I have two propane strips running lengthwise down my smoker.  Each one is covered by a 90 degree angled piece of heavy steel point upwards to shield the strips from dripping fat.  These strips may actually allow me to rig some sheets of metal to distribute the heat more evenly.  i could hang the sheets from the strips and play around with the configuration until I have achieved perfect heat disbursement.  I am just worried that the sheets would have to be as wide as the smoker or else all the heat will head to the corners of the smoker.


----------



## pyre (Dec 27, 2006)

I put some 1/8" steel plates in the bottom of my Pitmaster over the weekend.  Still tough to get even temperatures across the cooker.

I'm thinking that I need to replace my heat shield with steel.  The original that I made is out of a piece of aluminum flashing.

I should just buy a fancy rig that is already tuned!


----------



## gunslinger (Dec 30, 2006)

Don't buy one.

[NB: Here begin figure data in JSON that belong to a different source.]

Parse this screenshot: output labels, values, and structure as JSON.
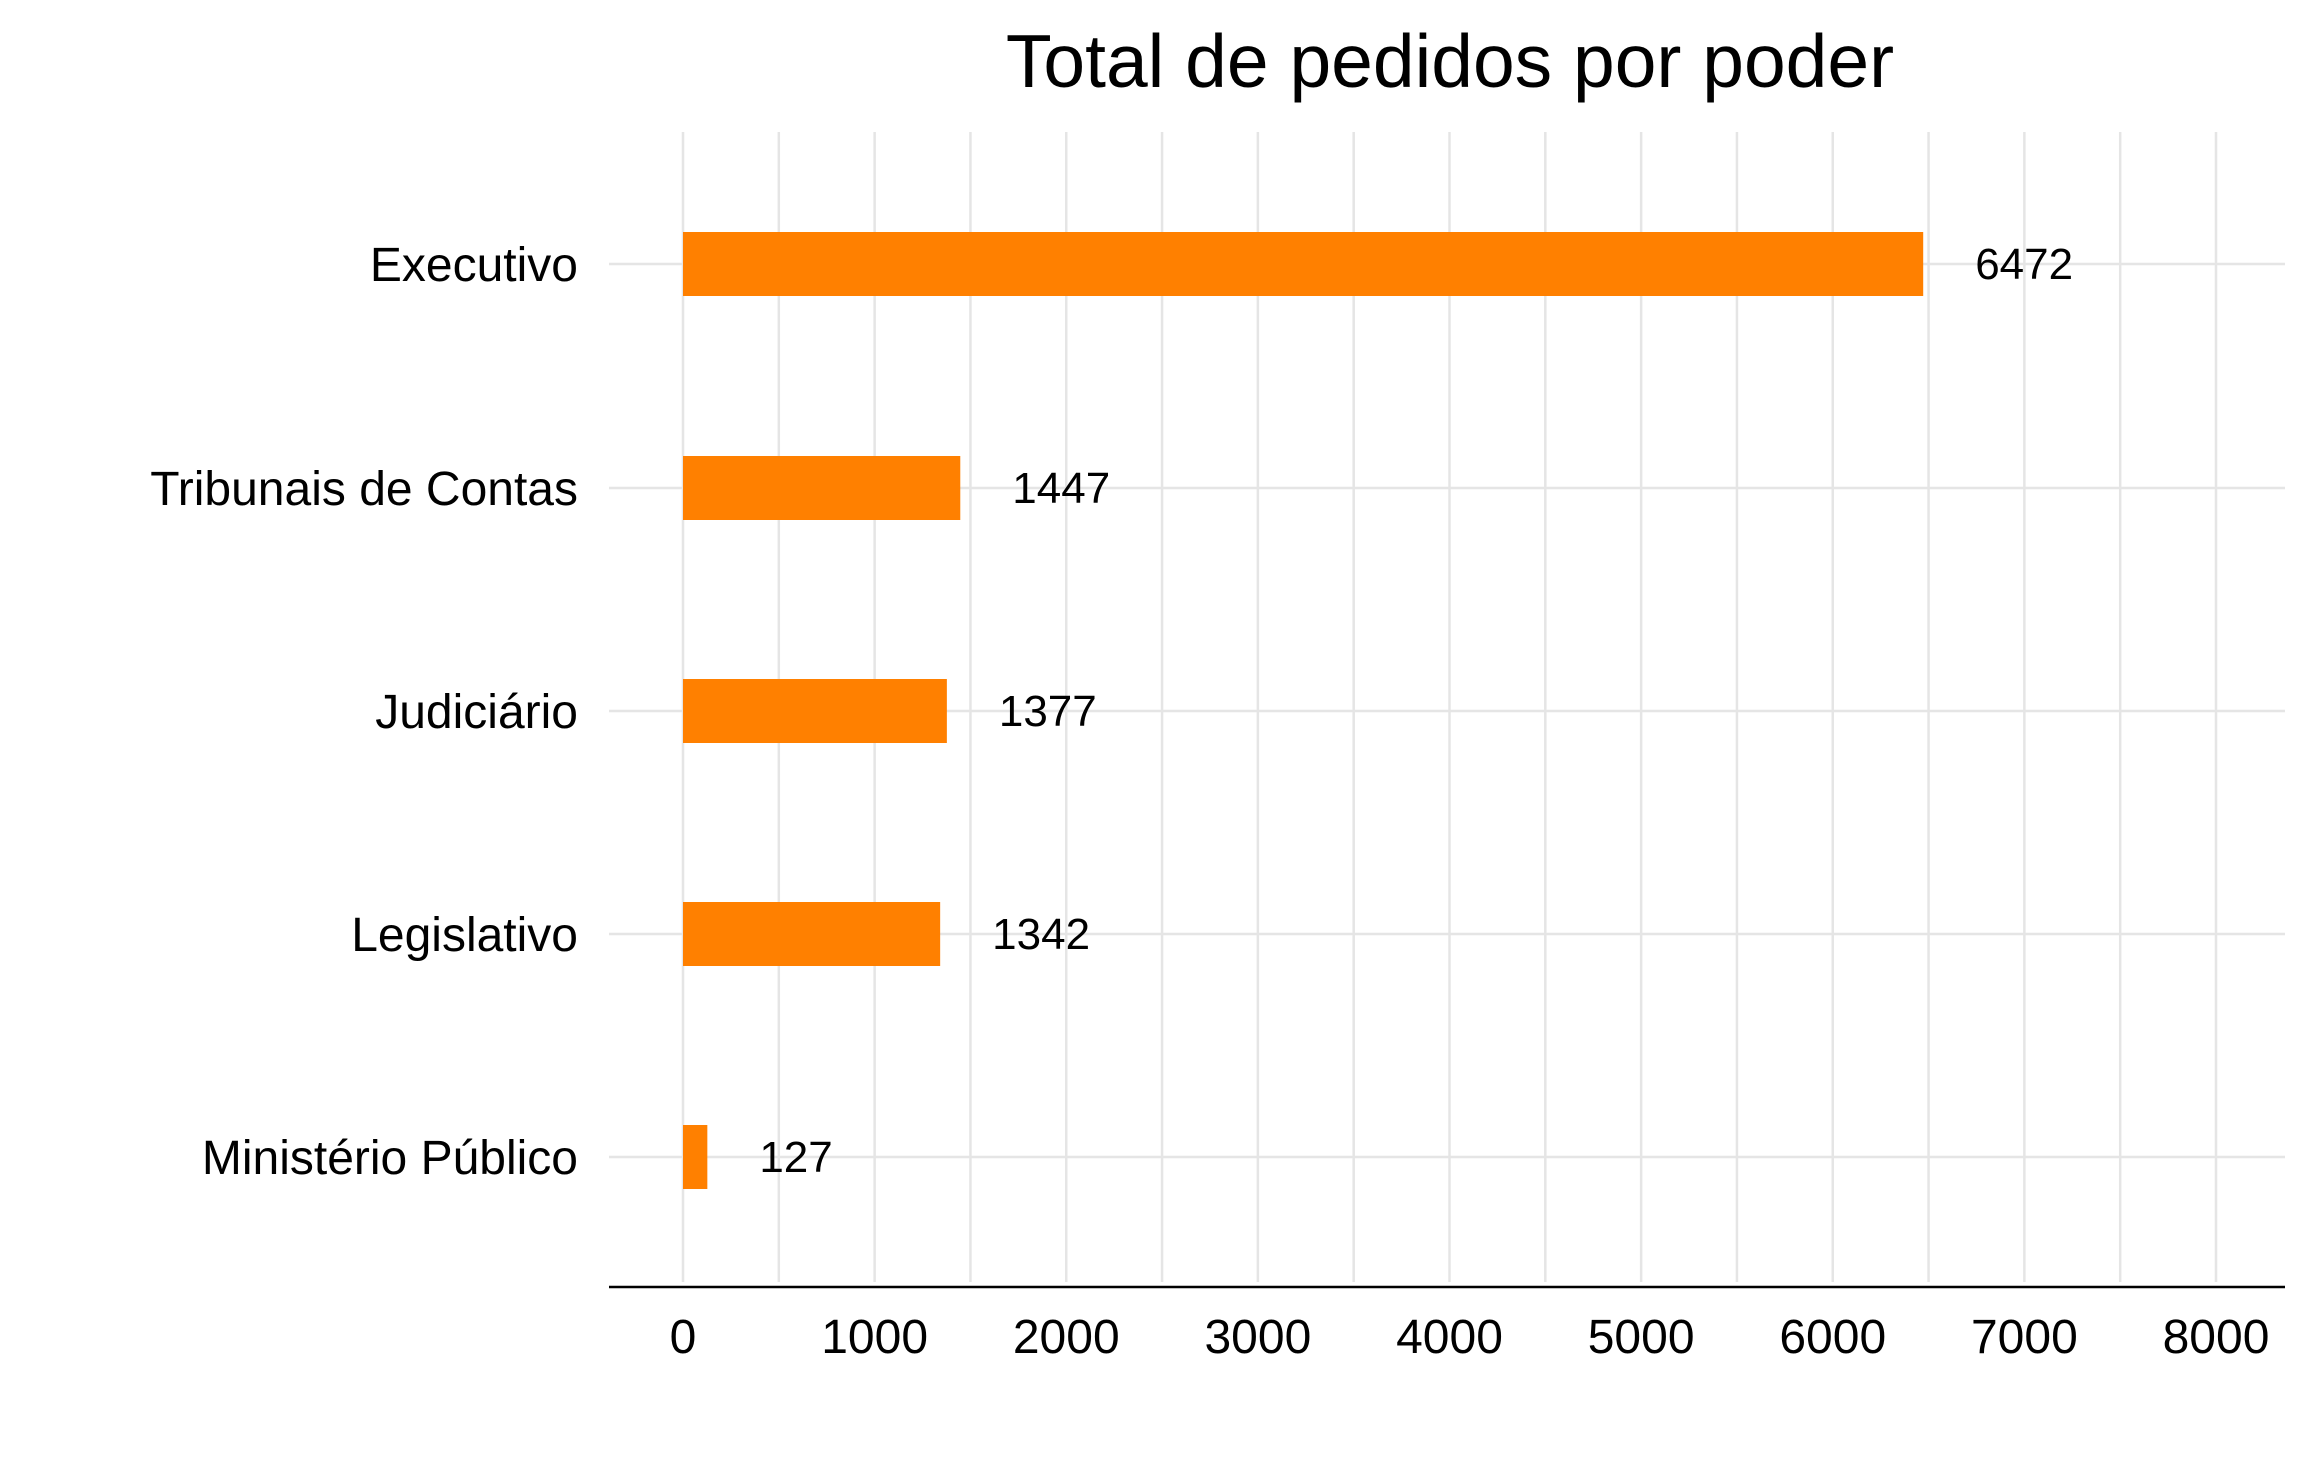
{
  "chart_data": {
    "type": "bar",
    "orientation": "horizontal",
    "title": "Total de pedidos por poder",
    "xlabel": "",
    "ylabel": "",
    "categories": [
      "Executivo",
      "Tribunais de Contas",
      "Judiciário",
      "Legislativo",
      "Ministério Público"
    ],
    "values": [
      6472,
      1447,
      1377,
      1342,
      127
    ],
    "data_labels": [
      "6472",
      "1447",
      "1377",
      "1342",
      "127"
    ],
    "xlim": [
      0,
      8000
    ],
    "xticks": [
      0,
      1000,
      2000,
      3000,
      4000,
      5000,
      6000,
      7000,
      8000
    ],
    "xtick_labels": [
      "0",
      "1000",
      "2000",
      "3000",
      "4000",
      "5000",
      "6000",
      "7000",
      "8000"
    ],
    "grid": true,
    "legend": "none",
    "colors": {
      "bar": "#FF8000",
      "grid": "#E5E5E5",
      "axis": "#000000"
    }
  }
}
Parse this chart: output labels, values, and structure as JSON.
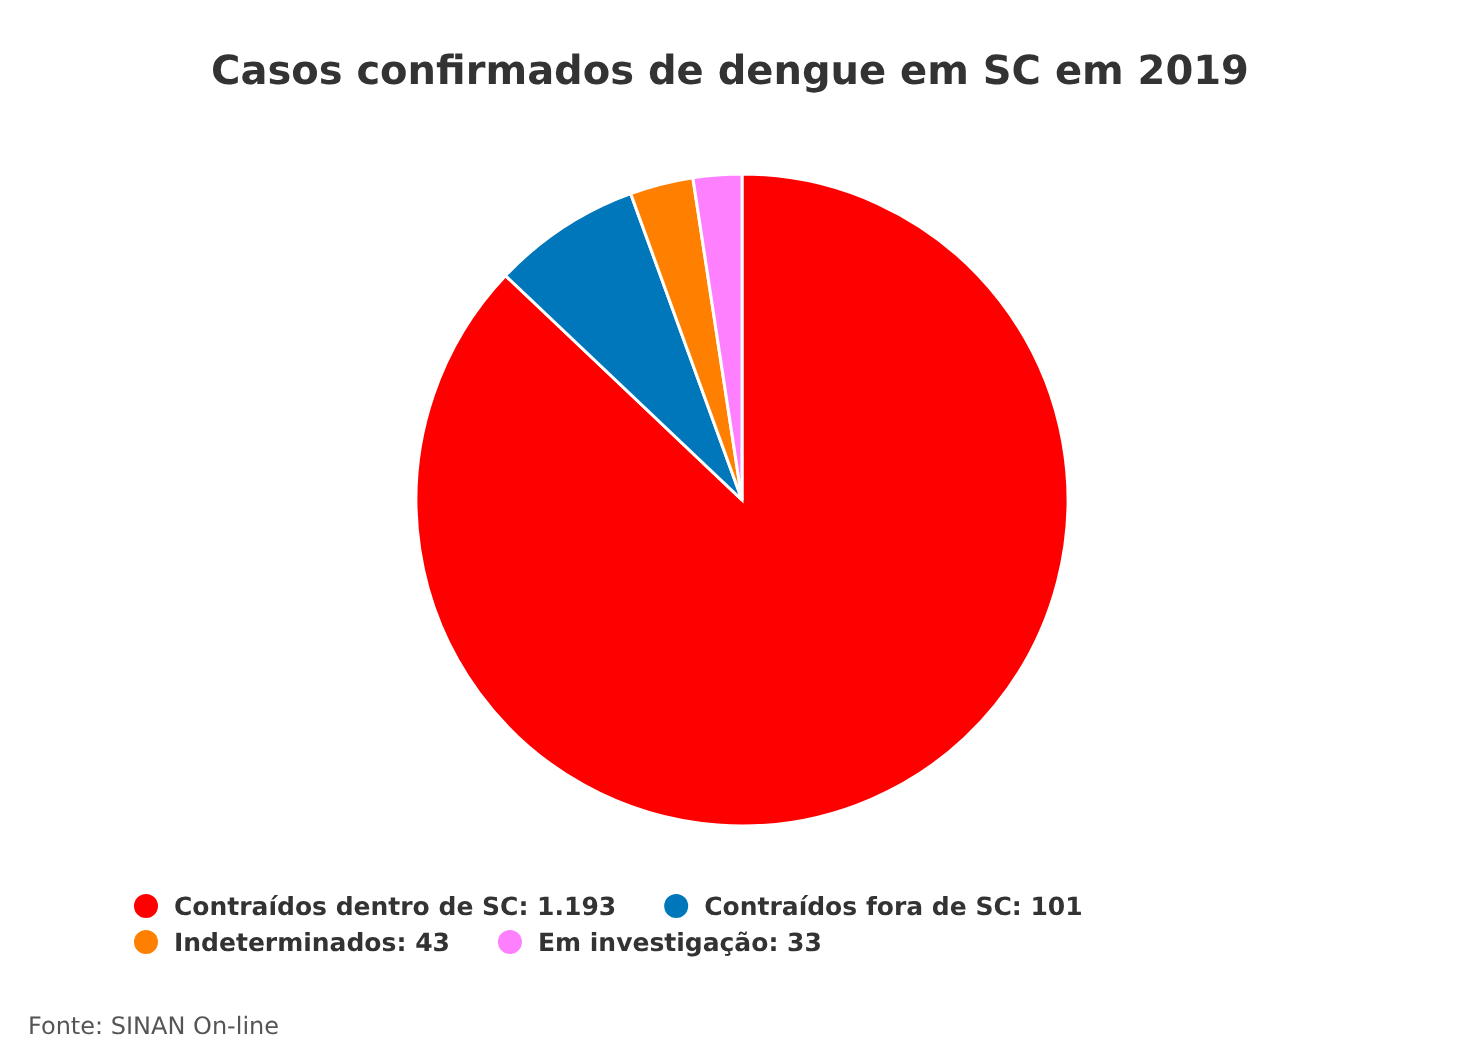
{
  "chart_data": {
    "type": "pie",
    "title": "Casos confirmados de dengue em SC em 2019",
    "categories": [
      "Contraídos dentro de SC",
      "Contraídos fora de SC",
      "Indeterminados",
      "Em investigação"
    ],
    "values": [
      1193,
      101,
      43,
      33
    ],
    "value_labels": [
      "1.193",
      "101",
      "43",
      "33"
    ],
    "colors": [
      "#ff0000",
      "#0077bb",
      "#ff8000",
      "#ff80ff"
    ],
    "legend": "bottom",
    "annotations": [
      "Fonte: SINAN On-line"
    ]
  }
}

Keep doing what your doing. Tell us more about your rig. Post some pics. Mine has been an ongoing project for about 9 years. And everything I do improves it a little more. I like to fabricate and weld and whatnot. It helps if you have access to metal working equipment.


----------



## pyre (Jan 1, 2007)

I replaced the heat deflector yesterday with steel, and it is working pretty well!  A lot better than before, at least.


----------



## gunslinger (Jan 1, 2007)

Great news. 
When I added the deflector and tuning plates, I had to open the passage from my fire box to the cook chamber up a little more. Actually a lot more, since the deflector is somewhat restrictive. I also added a cast iron damper.


----------



## msmith (Jan 1, 2007)

I had to open up my opening also after redoing the heat deflector. On the tuning plates I could not go the length of the barrel. My stack is on the end and the opening is cut under the grates. With all the plates it choked down the heat and smoke, so I had to back off to half way down the barral. I still get smoke thru out and the heat is pretty even havent had a mild day yet to get a good run but am satisfied so far.


----------